As introduced in MHM501, the regulatory oversight is significant for healthcare organizations and requires advanced compliance management. Students review current federal laws and regulations that affect healthcare organizations and focus on concepts for organizing and implementing compliance and risk management. Students will be able to analyze the wide range of regulations that affect the different areas of the healthcare industry and create guidelines for implementing effective programs to ensure compliance with them.

MHM 570
Long-Term Care in Organizations
3 Credits

This course examines the delivery of Long-Term Care (LTC) within various health care settings. It reviews the implications of longevity found within demographic data, while analyzing the need for further governmental intervention and the allocation of funds required to effectively administer care to an aging society.
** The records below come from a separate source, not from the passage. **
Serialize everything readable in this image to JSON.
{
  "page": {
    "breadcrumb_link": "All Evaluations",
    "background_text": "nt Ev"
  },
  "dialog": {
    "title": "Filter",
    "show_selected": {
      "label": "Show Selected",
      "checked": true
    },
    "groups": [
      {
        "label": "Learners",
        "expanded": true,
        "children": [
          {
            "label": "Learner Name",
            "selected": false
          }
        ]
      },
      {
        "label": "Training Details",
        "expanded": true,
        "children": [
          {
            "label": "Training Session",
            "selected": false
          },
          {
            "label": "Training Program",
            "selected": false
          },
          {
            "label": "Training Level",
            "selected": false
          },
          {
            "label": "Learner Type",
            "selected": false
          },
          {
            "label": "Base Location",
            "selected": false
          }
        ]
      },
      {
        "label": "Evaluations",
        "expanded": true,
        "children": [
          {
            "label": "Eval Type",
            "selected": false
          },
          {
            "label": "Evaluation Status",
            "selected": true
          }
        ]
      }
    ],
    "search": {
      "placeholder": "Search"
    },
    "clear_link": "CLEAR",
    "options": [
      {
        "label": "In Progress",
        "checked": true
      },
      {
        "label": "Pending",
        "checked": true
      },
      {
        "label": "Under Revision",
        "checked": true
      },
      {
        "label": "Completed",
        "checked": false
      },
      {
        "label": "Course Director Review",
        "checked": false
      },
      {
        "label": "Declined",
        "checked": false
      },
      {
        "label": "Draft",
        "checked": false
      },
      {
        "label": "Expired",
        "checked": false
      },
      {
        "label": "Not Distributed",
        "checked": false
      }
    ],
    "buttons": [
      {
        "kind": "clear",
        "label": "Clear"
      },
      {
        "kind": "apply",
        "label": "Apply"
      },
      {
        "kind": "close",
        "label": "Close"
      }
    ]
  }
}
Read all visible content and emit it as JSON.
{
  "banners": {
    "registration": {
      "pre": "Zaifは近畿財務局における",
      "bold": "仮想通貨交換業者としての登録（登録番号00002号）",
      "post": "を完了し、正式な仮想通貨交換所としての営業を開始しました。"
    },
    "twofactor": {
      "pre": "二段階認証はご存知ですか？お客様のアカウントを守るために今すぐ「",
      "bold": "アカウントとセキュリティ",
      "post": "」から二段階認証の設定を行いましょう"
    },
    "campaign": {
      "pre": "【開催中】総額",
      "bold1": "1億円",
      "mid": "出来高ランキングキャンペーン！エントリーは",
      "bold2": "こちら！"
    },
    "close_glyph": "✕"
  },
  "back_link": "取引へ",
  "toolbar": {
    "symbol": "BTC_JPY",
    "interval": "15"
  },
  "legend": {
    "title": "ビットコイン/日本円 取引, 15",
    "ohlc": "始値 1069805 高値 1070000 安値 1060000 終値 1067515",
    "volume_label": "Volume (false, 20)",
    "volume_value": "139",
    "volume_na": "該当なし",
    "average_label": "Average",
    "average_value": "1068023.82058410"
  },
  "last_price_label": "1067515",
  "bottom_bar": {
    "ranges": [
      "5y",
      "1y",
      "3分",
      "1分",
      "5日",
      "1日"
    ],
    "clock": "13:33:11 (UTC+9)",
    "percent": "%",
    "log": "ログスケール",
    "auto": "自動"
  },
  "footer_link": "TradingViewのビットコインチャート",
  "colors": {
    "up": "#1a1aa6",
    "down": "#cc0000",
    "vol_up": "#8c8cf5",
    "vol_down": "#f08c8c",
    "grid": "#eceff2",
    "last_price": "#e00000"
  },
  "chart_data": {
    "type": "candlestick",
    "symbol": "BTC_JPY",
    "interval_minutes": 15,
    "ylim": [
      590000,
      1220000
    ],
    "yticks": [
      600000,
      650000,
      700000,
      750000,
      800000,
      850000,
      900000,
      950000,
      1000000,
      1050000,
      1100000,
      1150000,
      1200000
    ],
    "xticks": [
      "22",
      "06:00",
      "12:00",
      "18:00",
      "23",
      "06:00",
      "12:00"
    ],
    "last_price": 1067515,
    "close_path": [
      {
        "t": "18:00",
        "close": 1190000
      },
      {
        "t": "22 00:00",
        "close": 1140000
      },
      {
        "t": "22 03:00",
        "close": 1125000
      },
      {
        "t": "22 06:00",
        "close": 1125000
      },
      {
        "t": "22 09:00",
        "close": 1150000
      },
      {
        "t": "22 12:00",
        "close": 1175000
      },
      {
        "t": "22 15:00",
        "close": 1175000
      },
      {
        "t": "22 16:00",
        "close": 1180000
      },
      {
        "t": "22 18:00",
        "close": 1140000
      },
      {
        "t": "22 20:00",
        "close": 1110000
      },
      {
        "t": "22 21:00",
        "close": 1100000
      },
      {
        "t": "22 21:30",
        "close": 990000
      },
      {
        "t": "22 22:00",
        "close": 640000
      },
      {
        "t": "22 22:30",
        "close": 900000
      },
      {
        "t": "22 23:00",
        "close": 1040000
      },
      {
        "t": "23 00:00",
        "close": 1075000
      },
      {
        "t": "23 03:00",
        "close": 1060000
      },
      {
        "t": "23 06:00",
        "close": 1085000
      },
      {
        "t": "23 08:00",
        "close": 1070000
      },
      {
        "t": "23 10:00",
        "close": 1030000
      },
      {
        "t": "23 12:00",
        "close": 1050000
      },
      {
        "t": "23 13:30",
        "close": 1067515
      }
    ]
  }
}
This course provides an overview of long-term healthcare issues and the healthcare delivery programs designed for an aging population. Topics include the organizational arrangements for providing long-term care, the services provided in long-term care facilities, gerontology and geriatric medicine, social and behavioral aspects of the aging, and the roles of healthcare providers working with the elderly. Upon successful completion of this course, students will be able to identify the different types of organizations, populations, and services that make up the long-term healthcare system; discuss the impact of the elderly on the healthcare system, and describe the complex needs and unique aspects of caring for elderly patients.

MHM 580
Leadership in Healthcare
3 Credits

This course examines the dynamic nature of leadership in the healthcare and public health contexts. This course uses foundational leadership concepts to develop leadership applications and processes, such as leadership assessment (individual and team), communication improvement, strategic planning, decision making alignment, employee enhancement and knowledge management for use in creating and maintaining an organizational culture that can thrive within its external environment while improving organizational efficiency, effectiveness and efficacy.

MHM 600
Capstone: Strategic Planning in Healthcare
3 Credits

The goal of the course is to have students demonstrate a broad mastery of the knowledge and skills gained throughout the MHM program. This class is a combination of a traditional healthcare strategic management class and a final research project. The project requires students to examine an external healthcare organization and apply healthcare strategic management techniques to support a successful organization and the provision of increased quality of care. Students will identify and analyze specific real-world organizational challenges associated with managing an organization, in light of policy mandates; ultimately developing a research project focusing on strategic problem resolution and effective implementation.